In a recent study published in the journal Behavioral Sciences, researchers examined the memory scores and electroencephalogram (EEG) profiles of students to understand exam-induced stress and anxiety among the student population.
Background
Stressful events cause alterations in the central nervous system, triggering cortisol secretion and the fight-or-flight response. The increase in cortisol levels increases the energy levels and suppresses the immune system. Furthermore, while the number of stress response hormones secreted depends on the severity of the stress, cortisol levels, and stress are consistently correlated. There is also a temporal association between stress response and memory formation with respect to learning.
An EEG is an ideal tool to study the brain's electrical activity since it is non-invasive, and the method is now widely used in diagnosing depression, epilepsy, and various neurological conditions. Studies have also found that stress causes changes in EEG activity. The EEGs of medical students have shown increased beta activity levels in the weeks leading up to examinations. Decreases in the alpha and theta activity have also been observed in the EEG in association with examination-related stress among students.
About the study
In the present study, the researchers investigated whether increased cortisol levels associated with examination stress among students were linked to impaired retrieval of working memory and recognition. The cortisol levels and EEG profiles of students were measured at the onset of the semester and again during the examination period. The study focused on the medial frontal gyrus, the middle frontal gyrus, and the parahippocampal gyrus.

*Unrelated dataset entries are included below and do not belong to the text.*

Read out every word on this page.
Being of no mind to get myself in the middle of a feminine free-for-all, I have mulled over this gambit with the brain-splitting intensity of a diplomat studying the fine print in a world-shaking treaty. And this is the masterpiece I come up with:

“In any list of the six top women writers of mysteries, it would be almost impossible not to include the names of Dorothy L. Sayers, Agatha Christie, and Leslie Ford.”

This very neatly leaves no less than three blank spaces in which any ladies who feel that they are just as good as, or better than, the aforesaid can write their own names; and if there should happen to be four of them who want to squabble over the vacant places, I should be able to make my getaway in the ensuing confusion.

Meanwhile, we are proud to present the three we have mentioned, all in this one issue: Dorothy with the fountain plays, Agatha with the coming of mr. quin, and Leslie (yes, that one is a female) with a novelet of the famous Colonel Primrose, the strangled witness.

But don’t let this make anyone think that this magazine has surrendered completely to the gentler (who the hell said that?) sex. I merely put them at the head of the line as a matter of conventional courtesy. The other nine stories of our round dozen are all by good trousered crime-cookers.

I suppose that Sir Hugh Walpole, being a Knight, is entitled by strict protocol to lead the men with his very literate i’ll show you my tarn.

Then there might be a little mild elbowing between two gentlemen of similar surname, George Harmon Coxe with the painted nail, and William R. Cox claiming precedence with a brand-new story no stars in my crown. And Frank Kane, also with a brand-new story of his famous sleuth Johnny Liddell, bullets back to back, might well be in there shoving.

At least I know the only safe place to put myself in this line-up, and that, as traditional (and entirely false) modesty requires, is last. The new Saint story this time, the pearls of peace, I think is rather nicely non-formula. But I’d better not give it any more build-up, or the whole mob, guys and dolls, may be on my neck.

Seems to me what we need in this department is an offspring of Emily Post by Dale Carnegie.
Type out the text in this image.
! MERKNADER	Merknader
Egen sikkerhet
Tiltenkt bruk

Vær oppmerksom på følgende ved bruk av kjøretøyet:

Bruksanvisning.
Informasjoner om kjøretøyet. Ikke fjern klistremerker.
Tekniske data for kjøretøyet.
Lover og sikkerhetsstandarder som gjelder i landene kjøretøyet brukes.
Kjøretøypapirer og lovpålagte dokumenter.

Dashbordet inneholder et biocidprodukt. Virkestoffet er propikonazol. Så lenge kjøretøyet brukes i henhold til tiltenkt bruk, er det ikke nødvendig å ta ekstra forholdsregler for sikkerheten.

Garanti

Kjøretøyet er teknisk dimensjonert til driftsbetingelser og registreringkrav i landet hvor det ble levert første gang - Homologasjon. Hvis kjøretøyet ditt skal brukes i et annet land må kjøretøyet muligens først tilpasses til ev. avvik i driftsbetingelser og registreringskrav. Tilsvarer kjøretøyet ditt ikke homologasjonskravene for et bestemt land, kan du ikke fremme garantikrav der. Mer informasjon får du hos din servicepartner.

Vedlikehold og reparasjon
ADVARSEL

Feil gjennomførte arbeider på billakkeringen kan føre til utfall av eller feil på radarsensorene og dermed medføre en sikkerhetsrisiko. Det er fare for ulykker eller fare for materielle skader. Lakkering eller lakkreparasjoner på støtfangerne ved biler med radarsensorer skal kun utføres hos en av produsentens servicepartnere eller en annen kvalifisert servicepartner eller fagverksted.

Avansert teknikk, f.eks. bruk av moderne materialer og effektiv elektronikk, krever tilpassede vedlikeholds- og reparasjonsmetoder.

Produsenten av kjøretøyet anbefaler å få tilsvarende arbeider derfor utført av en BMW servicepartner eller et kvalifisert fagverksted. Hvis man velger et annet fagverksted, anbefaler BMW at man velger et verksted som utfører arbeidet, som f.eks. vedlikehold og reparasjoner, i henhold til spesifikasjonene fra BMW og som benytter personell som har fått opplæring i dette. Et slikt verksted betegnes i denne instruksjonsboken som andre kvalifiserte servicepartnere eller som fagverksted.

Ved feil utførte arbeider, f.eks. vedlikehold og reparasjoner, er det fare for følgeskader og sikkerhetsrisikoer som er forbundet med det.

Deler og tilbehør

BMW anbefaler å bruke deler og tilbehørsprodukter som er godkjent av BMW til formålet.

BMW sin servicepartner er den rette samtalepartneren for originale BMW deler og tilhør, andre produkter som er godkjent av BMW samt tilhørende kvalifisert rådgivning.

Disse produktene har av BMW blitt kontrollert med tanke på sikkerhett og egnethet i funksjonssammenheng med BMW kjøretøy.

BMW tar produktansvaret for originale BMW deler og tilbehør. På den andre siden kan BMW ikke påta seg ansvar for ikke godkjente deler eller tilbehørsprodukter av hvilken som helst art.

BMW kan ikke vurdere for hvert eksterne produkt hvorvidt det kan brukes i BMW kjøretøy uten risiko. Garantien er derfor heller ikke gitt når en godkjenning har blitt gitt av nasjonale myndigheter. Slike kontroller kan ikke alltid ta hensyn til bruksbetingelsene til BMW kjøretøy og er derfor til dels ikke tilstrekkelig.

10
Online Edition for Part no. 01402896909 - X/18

The participants were students of Laurentian University, Canada, registered in undergraduate programs. The mean age of the study population was 21 years. The memory test comprised viewing various nondescript, black-and-white images for 30 seconds and a recollection of those images at the end of the experiment. Additionally, saliva samples were collected from all participants during the afternoon, and an enzyme-linked immunosorbent assay (ELISA) was used to determine cortisol levels. Electroencephalography was performed for each participant at the beginning of the semester and once again during the examination period.
Results
The results reported correlations between cortisol levels, parahippocampal activity, and memory performance. Changes in the mean current source density were also observed in the medial frontal gyrus during the experiment. The middle frontal gyrus activation increased during the examination periods when the individual’s memory scores were consistent between the two readings. The activation of the parahippocampal gyrus was the highest one day before the examination.
The middle frontal gyrus is associated with working memory, and the study found that working memory impairments affect information storage and retrieval processes. For the individuals who showed a greater difference in memory performance between the initial and later measurements, the middle frontal gyrus activity was reduced. This indicated that during a stressful event, the middle frontal gyrus increases its activity to perform as well as during periods of relaxation.
Memory performance was also positively correlated with parahippocampal gyrus activity, while cortisol levels were negatively associated with memory performance and parahippocampal gyrus activity. Although the hippocampus is involved in the consolidation of memory, the neocortex, which is part of the parahippocampal gyrus, is involved in the permanent development, storage, and retrieval of memory. Cortisol release disrupts the structure of the parahippocampal gyrus and affects its ability to retrieve information.
The current source density of the parahippocampal gyrus was also higher in individuals who were yet to write their exams than those who had completed their exams. This region of the brain is in the limbic system, which is involved in behavior and is activated by a stressful event. The findings showed that the parahippocampal gyrus activity was significantly lower in individuals who were relaxed after completing their exams as compared to those who were stressed and awaiting their exams.
Conclusions
Overall, the findings indicated that the measurement of cortisol levels and EEG profiles could be used to study the alterations in brain activity related to stress. Cortisol levels were negatively correlated with the activity of the parahippocampal gyrus and memory performance. Furthermore, the middle frontal gyrus showed increased activity levels when trying to maintain memory performance under periods of stress.